VAEs现在广泛地用于生成图像，当生成模型p_{\theta}(\text{x}|\text{z})训练好了以后，我们就可以用它来生成图像了。与GANs不同的是，我们是知道图像的密度函数（PDF）的（或者说，是我们设定的），而GANs我们并不知道图像的分布。

VAEs模型的理论推导

以下的推导参考了文献[1]和[3]，文献[3]是变分推理的课件。

首先，假定所有的数据都是独立同分布的（i.i.d），两个观测不会相互影响。我们要对生成模型p_{\theta}(\text{x}|\text{z})做参数估计，利用对数最大似然法，就是要最大化下面的对数似然函数：

\log p_{\theta}(\text{x}^{(1)},\text{x}^{(2)},\cdots,\text{x}^{(N)})=\sum_{i=1}^N \log p_{\theta}(\text{x}^{(i)})
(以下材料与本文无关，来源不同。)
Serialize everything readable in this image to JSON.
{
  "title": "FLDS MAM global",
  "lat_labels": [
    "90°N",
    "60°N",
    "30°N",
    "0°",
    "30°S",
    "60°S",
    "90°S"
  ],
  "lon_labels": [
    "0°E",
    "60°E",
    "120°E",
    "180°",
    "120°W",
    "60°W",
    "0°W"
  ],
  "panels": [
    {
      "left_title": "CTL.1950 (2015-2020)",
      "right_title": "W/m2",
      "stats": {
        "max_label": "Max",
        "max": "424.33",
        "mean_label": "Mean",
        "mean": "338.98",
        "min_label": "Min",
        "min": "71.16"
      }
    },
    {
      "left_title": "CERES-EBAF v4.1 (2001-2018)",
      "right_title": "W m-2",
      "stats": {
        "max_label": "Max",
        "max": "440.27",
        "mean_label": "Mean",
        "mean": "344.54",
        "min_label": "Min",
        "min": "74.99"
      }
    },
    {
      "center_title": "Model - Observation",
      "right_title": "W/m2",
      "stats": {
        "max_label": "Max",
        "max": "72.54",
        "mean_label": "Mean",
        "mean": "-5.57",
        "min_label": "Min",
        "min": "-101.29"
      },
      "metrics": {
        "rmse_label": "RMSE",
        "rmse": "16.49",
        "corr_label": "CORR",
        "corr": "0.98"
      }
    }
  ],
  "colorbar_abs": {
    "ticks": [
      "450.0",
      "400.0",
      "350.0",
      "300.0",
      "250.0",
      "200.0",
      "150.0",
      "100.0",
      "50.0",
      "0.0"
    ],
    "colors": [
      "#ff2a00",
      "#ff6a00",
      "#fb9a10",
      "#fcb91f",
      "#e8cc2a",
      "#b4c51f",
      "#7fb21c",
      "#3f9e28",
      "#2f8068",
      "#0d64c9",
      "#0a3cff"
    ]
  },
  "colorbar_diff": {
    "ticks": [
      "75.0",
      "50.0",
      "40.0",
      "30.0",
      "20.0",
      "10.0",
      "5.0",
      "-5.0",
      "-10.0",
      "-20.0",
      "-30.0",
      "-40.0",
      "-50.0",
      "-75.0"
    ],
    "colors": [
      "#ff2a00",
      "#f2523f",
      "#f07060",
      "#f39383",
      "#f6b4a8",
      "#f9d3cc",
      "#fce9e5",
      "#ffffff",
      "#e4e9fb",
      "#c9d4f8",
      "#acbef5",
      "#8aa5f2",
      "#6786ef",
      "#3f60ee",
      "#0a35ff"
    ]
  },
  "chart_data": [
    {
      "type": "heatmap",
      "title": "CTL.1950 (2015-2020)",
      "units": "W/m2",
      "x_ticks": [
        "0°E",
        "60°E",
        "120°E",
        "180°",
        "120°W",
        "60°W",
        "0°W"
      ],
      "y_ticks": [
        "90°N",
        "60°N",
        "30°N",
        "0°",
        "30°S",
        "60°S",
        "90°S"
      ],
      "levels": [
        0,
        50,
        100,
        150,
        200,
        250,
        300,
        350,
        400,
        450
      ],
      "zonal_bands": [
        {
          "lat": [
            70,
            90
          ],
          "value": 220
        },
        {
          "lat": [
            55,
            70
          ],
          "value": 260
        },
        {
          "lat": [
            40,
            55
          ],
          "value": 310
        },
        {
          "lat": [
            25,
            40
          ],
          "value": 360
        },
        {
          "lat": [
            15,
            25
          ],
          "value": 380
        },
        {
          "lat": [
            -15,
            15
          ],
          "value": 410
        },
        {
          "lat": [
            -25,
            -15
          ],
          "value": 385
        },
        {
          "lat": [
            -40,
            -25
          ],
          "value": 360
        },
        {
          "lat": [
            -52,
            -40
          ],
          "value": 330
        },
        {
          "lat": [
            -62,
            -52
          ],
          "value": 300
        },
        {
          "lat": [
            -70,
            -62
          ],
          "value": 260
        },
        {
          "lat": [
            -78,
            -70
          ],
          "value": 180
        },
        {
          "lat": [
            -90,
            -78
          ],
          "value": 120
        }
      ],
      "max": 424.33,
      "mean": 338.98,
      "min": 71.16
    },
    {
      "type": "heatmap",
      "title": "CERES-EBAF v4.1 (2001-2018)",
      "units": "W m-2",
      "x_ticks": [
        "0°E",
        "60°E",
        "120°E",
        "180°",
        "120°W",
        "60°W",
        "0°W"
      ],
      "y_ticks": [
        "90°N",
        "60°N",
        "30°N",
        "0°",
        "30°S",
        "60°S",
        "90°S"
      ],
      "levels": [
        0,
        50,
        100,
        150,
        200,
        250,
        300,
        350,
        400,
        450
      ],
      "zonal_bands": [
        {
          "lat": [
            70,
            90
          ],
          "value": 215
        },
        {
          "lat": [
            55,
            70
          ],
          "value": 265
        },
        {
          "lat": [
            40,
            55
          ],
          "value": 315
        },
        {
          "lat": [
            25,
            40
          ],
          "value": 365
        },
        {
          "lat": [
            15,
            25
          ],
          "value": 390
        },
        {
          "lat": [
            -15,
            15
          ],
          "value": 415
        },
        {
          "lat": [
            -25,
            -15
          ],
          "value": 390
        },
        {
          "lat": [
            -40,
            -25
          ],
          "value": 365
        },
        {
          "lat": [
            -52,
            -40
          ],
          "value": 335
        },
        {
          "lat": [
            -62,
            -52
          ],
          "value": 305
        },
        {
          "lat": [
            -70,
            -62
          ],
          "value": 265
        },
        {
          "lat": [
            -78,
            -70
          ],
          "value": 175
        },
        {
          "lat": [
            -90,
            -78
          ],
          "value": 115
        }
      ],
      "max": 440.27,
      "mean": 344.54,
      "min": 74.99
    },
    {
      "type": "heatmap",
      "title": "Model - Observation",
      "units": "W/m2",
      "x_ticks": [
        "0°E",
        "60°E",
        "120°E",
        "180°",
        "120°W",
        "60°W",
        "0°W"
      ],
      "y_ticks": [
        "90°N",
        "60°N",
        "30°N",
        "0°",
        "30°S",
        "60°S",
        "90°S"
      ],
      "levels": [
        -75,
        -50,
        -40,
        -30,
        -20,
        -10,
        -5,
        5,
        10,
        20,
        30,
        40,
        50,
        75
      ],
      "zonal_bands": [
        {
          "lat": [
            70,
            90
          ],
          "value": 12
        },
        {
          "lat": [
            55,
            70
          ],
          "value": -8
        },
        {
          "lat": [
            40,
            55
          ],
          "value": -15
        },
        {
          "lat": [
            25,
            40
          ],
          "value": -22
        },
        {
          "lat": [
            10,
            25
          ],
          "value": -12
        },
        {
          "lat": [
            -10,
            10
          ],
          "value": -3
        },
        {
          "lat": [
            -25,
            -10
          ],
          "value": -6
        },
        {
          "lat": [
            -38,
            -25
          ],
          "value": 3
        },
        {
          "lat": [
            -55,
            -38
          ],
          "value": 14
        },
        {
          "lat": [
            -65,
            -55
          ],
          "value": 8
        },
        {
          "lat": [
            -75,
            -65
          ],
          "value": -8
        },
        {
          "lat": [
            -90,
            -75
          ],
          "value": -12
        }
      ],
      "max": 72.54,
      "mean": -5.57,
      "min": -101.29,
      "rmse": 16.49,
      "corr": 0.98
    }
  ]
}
VAEs用识别模型q_{\phi}(\text{z}|\text{x}^{(i)})去逼近真实的后验概率p_{\theta}(\text{z}|\text{x}^{(i)})，衡量两个分布的相似程度，我们一般采用KL散度，即

\begin{align} KL(q_{\phi}(\text{z}|\text{x}^{(i)})||p_{\theta}(\text{z}|\text{x}^{(i)}))&=\mathbb{E}_{q_{\phi}(\text{z}|\text{x}^{(i)})} \log \frac{q_{\phi}(\text{z}|\text{x}^{(i)})}{p_{\theta}(\text{z}|\text{x}^{(i)})}\\ &=\mathbb{E}_{q_{\phi}(\text{z}|\text{x}^{(i)})} \log \frac{q_{\phi}(\text{z}|\text{x}^{(i)})p_{\theta}(\text{x}^{(i)})}{p_{\theta}(\text{z}|\text{x}^{(i)})p_{\theta}(\text{x}^{(i)})}\\ &=\mathbb{E}_{q_{\phi}(\text{z}|\text{x}^{(i)})} \log \frac{q_{\phi}(\text{z}|\text{x}^{(i)})}{p_{\theta}(\text{z},\text{x}^{(i)})}+\mathbb{E}_{q_{\phi}(\text{z}|\text{x}^{(i)})} \log p_{\theta}(\text{x}^{(i)})\\ &=\mathbb{E}_{q_{\phi}(\text{z}|\text{x}^{(i)})} \log \frac{q_{\phi}(\text{z}|\text{x}^{(i)})}{p_{\theta}(\text{z},\text{x}^{(i)})}+\log p_{\theta}(\text{x}^{(i)}) \end{align}

于是

\log p_{\theta}(\text{x}^{(i)})=KL(q_{\phi}(\text{z}|\text{x}^{(i)}), p_{\theta}(\text{z}|\text{x}^{(i)}))+\mathcal{L}(\theta,\phi;\text{x}^{(i)})

其中，

\begin{align} \mathcal{L}(\theta,\phi;\text{x}^{(i)})& = -\mathbb{E}_{q_{\phi}(\text{z}|\text{x}^{(i)})} \log \frac{q_{\phi}(\text{z}|\text{x}^{(i)})}{p_{\theta}(\text{z},\text{x}^{(i)})}\\ &=\mathbb{E}_{q_{\phi}(\text{z}|\text{x}^{(i)})} \log p_{\theta}(\text{z}, \text{x}^{(i)}) - \mathbb{E}_{q_{\phi}(\text{z}|\text{x}^{(i)})} \log q_{\phi}(\text{z}|\text{x}^{(i)}) \end{align}

由于KL散度非负，当两个分布一致时（允许在一个零测集上不一致），KL散度为0。于是\log p_{\theta}(\text{x}^{(i)}) \geq \mathcal{L}(\theta,\phi;\text{x}^{(i)})。 \mathcal{L}(\theta,\phi;\text{x}^{(i)})称为对数似然函数的变分下界。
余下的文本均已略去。